The task of theology is always to point from where we are to where God stands. In what we say and do we seek to catch a glimpse of the reality of God so that our journey in faith might take us closer to the source of life. The problem is that the world beneath our feet is constantly shifting in ways that we cannot fully understand. Pointing to God is like aiming a golf ball off a boat that’s floating down river in and out of the fog – you may have just the right aim to start, but that aim can never be set in stone as long as the river flows. When the river moves fast, your shot can easily wind up in the bunker in just the amount of time it takes to complete your swing. When the fog is dense enough, you can’t even tell if the boat has moved at all.

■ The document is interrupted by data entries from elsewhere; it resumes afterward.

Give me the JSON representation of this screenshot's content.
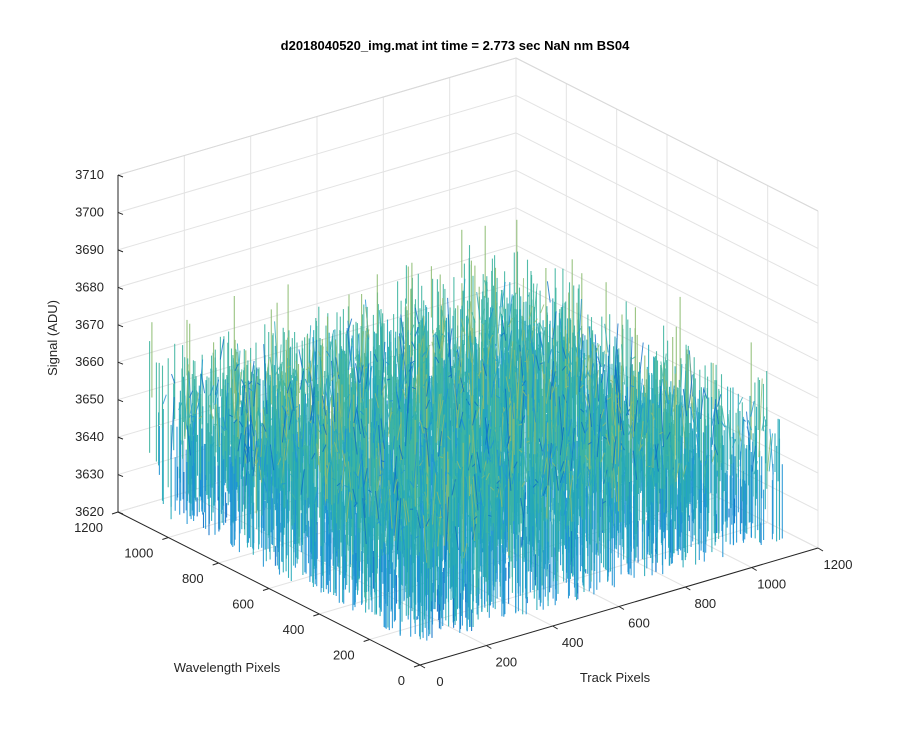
{
  "chart_data": {
    "type": "surface",
    "title": "d2018040520_img.mat int time = 2.773 sec  NaN nm BS04",
    "xlabel": "Track Pixels",
    "ylabel": "Wavelength Pixels",
    "zlabel": "Signal (ADU)",
    "xlim": [
      0,
      1200
    ],
    "ylim": [
      0,
      1200
    ],
    "zlim": [
      3620,
      3710
    ],
    "x_ticks": [
      "0",
      "200",
      "400",
      "600",
      "800",
      "1000",
      "1200"
    ],
    "y_ticks": [
      "0",
      "200",
      "400",
      "600",
      "800",
      "1000",
      "1200"
    ],
    "z_ticks": [
      "3620",
      "3630",
      "3640",
      "3650",
      "3660",
      "3670",
      "3680",
      "3690",
      "3700",
      "3710"
    ],
    "data_extent": {
      "x": [
        0,
        1100
      ],
      "y": [
        0,
        1100
      ]
    },
    "signal_mean": 3652,
    "signal_range": [
      3625,
      3705
    ],
    "colormap": [
      "#0b6fc7",
      "#1e93d4",
      "#25a8b8",
      "#3fb5a0",
      "#8dbd72",
      "#c9bb4d",
      "#f2cc2b"
    ],
    "grid": true,
    "view": {
      "azimuth": -37.5,
      "elevation": 30
    }
  }
}
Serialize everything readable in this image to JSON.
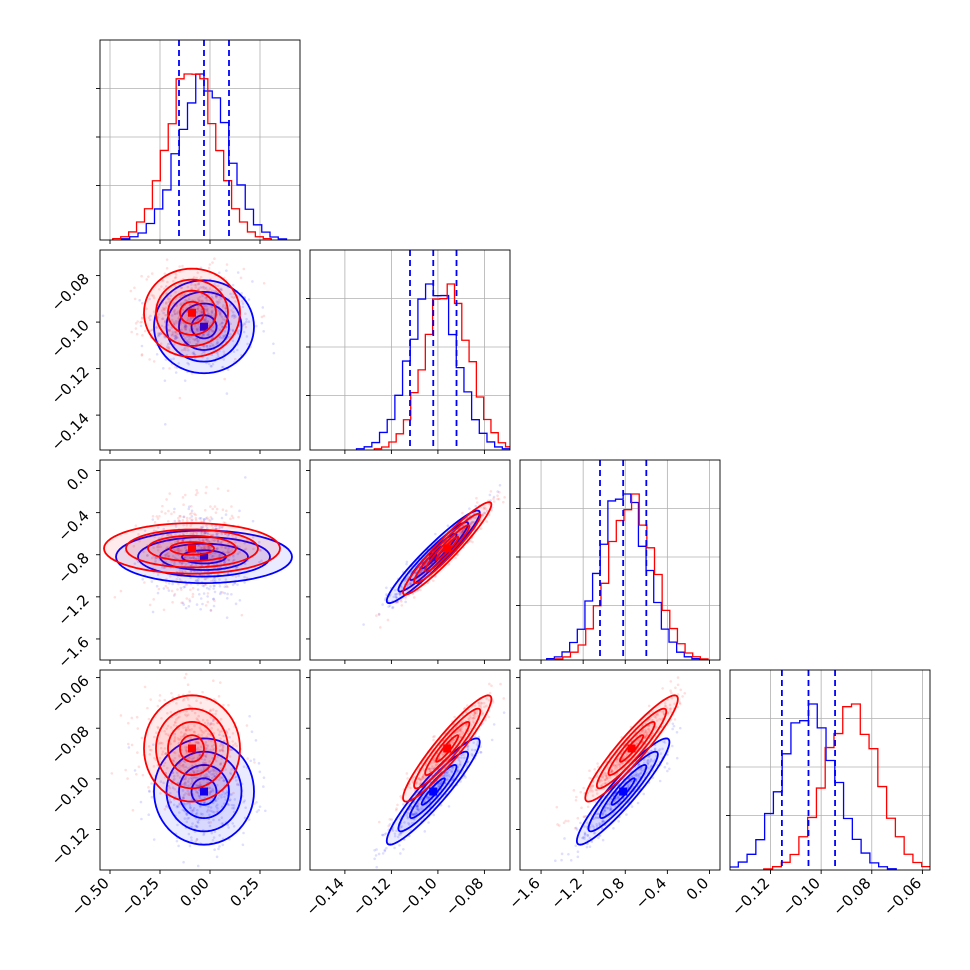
{
  "colors": {
    "series_a": "#0000ff",
    "series_b": "#ff0000",
    "quantile": "#0000ff",
    "grid": "#b0b0b0"
  },
  "chart_data": {
    "type": "corner",
    "grid": true,
    "parameters": [
      {
        "range": [
          -0.55,
          0.45
        ],
        "ticks": [
          -0.5,
          -0.25,
          0.0,
          0.25
        ],
        "labels": [
          "−0.50",
          "−0.25",
          "0.00",
          "0.25"
        ]
      },
      {
        "range": [
          -0.155,
          -0.069
        ],
        "ticks": [
          -0.14,
          -0.12,
          -0.1,
          -0.08
        ],
        "labels": [
          "−0.14",
          "−0.12",
          "−0.10",
          "−0.08"
        ]
      },
      {
        "range": [
          -1.8,
          0.1
        ],
        "ticks": [
          -1.6,
          -1.2,
          -0.8,
          -0.4,
          0.0
        ],
        "labels": [
          "−1.6",
          "−1.2",
          "−0.8",
          "−0.4",
          "0.0"
        ]
      },
      {
        "range": [
          -0.136,
          -0.057
        ],
        "ticks": [
          -0.12,
          -0.1,
          -0.08,
          -0.06
        ],
        "labels": [
          "−0.12",
          "−0.10",
          "−0.08",
          "−0.06"
        ]
      }
    ],
    "series": [
      {
        "color": "#0000ff",
        "mean": [
          -0.03,
          -0.102,
          -0.82,
          -0.105
        ],
        "sd": [
          0.125,
          0.01,
          0.22,
          0.0105
        ],
        "corr": [
          [
            1,
            0,
            0,
            0
          ],
          [
            0,
            1,
            0.95,
            0.93
          ],
          [
            0,
            0.95,
            1,
            0.93
          ],
          [
            0,
            0.93,
            0.93,
            1
          ]
        ]
      },
      {
        "color": "#ff0000",
        "mean": [
          -0.09,
          -0.096,
          -0.74,
          -0.088
        ],
        "sd": [
          0.12,
          0.0095,
          0.22,
          0.0105
        ],
        "corr": [
          [
            1,
            0,
            0,
            0
          ],
          [
            0,
            1,
            0.95,
            0.93
          ],
          [
            0,
            0.95,
            1,
            0.93
          ],
          [
            0,
            0.93,
            0.93,
            1
          ]
        ]
      }
    ],
    "quantile_lines": [
      [
        -0.155,
        -0.03,
        0.095
      ],
      [
        -0.112,
        -0.102,
        -0.092
      ],
      [
        -1.04,
        -0.82,
        -0.6
      ],
      [
        -0.1155,
        -0.105,
        -0.0945
      ]
    ],
    "levels_sigma": [
      0.5,
      1.0,
      1.5,
      2.0
    ]
  }
}
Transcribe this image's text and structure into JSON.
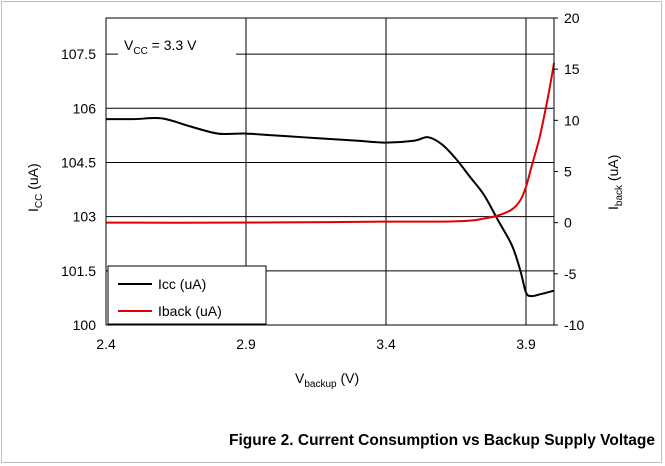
{
  "caption": "Figure 2. Current Consumption vs Backup Supply Voltage",
  "chart_data": {
    "type": "line",
    "annotation": {
      "main": "V",
      "sub": "CC",
      "rest": " = 3.3 V"
    },
    "xlabel": {
      "main": "V",
      "sub": "backup",
      "rest": " (V)"
    },
    "ylabel_left": {
      "main": "I",
      "sub": "CC",
      "rest": " (uA)"
    },
    "ylabel_right": {
      "main": "I",
      "sub": "back",
      "rest": " (uA)"
    },
    "xlim": [
      2.4,
      4.0
    ],
    "ylim_left": [
      100,
      108.5
    ],
    "ylim_right": [
      -10,
      20
    ],
    "x_ticks": [
      "2.4",
      "2.9",
      "3.4",
      "3.9"
    ],
    "y_left_ticks": [
      "100",
      "101.5",
      "103",
      "104.5",
      "106",
      "107.5"
    ],
    "y_right_ticks": [
      "-10",
      "-5",
      "0",
      "5",
      "10",
      "15",
      "20"
    ],
    "grid": true,
    "legend_position": "bottom-left",
    "series": [
      {
        "name": "Icc (uA)",
        "axis": "left",
        "color": "#000000",
        "x": [
          2.4,
          2.5,
          2.6,
          2.7,
          2.8,
          2.9,
          3.0,
          3.1,
          3.2,
          3.3,
          3.4,
          3.5,
          3.55,
          3.6,
          3.65,
          3.7,
          3.75,
          3.8,
          3.85,
          3.88,
          3.9,
          3.92,
          3.95,
          4.0
        ],
        "y": [
          105.7,
          105.7,
          105.72,
          105.5,
          105.3,
          105.3,
          105.25,
          105.2,
          105.15,
          105.1,
          105.05,
          105.1,
          105.2,
          105.0,
          104.6,
          104.1,
          103.6,
          102.9,
          102.2,
          101.5,
          100.9,
          100.8,
          100.85,
          100.95
        ]
      },
      {
        "name": "Iback (uA)",
        "axis": "right",
        "color": "#e00000",
        "x": [
          2.4,
          2.8,
          3.2,
          3.4,
          3.6,
          3.7,
          3.75,
          3.8,
          3.85,
          3.88,
          3.9,
          3.92,
          3.95,
          3.98,
          4.0
        ],
        "y": [
          0,
          0,
          0.05,
          0.1,
          0.1,
          0.2,
          0.4,
          0.7,
          1.3,
          2.2,
          3.5,
          5.5,
          8.5,
          12.5,
          15.6
        ]
      }
    ]
  }
}
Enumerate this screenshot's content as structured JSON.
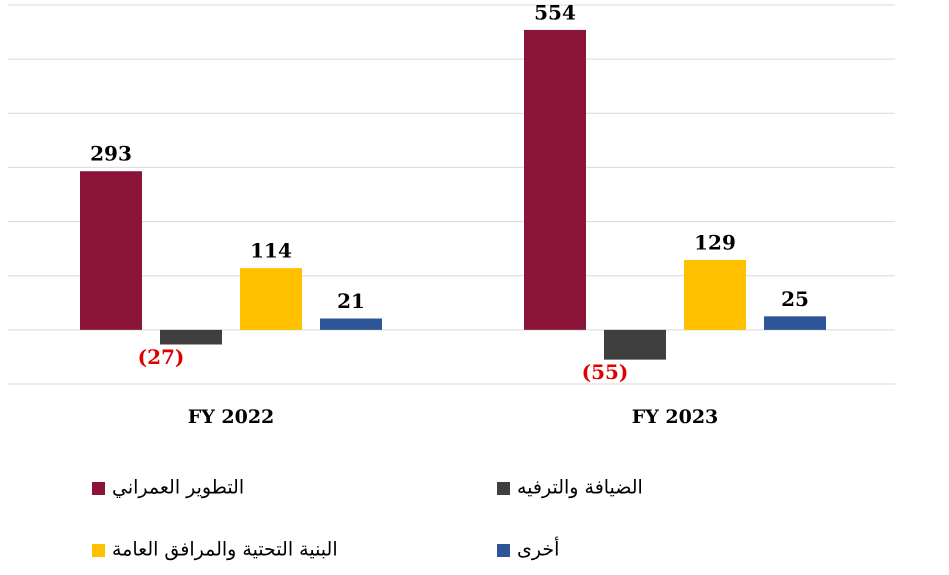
{
  "chart_data": {
    "type": "bar",
    "categories": [
      "FY 2022",
      "FY 2023"
    ],
    "series": [
      {
        "name": "التطوير العمراني",
        "color": "#8b1538",
        "values": [
          293,
          554
        ]
      },
      {
        "name": "الضيافة والترفيه",
        "color": "#3f3f3f",
        "values": [
          -27,
          -55
        ],
        "value_labels": [
          "(27)",
          "(55)"
        ]
      },
      {
        "name": "البنية التحتية والمرافق العامة",
        "color": "#ffc000",
        "values": [
          114,
          129
        ]
      },
      {
        "name": "أخرى",
        "color": "#2e5597",
        "values": [
          21,
          25
        ]
      }
    ],
    "ylim": [
      -100,
      600
    ],
    "yticks": [
      -100,
      0,
      100,
      200,
      300,
      400,
      500,
      600
    ],
    "grid": true,
    "negative_label_color": "#e00000"
  }
}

It is deeply problematic to say that we shouldn’t care about shifts in culture and we should simply hold scripture to be our anchor in the midst of life. We are often pushed by culture in ways we cannot know and to an extent that we cannot define. As we are pushed, the way we talk about God has to shift or else our aim will be off without our awareness that we have in fact changed. Even the most faithful efforts to keep scripture as the sole foundation of our faith will fall short simply by the fact that we don’t know ourselves well enough to recognize if we’re still pointed in the right direction or if the boat beneath our feet has moved. We need God to constantly reveal Himself to us like a break in the fog that keeps us aimed not towards words of scripture but towards the Word revealed through scripture.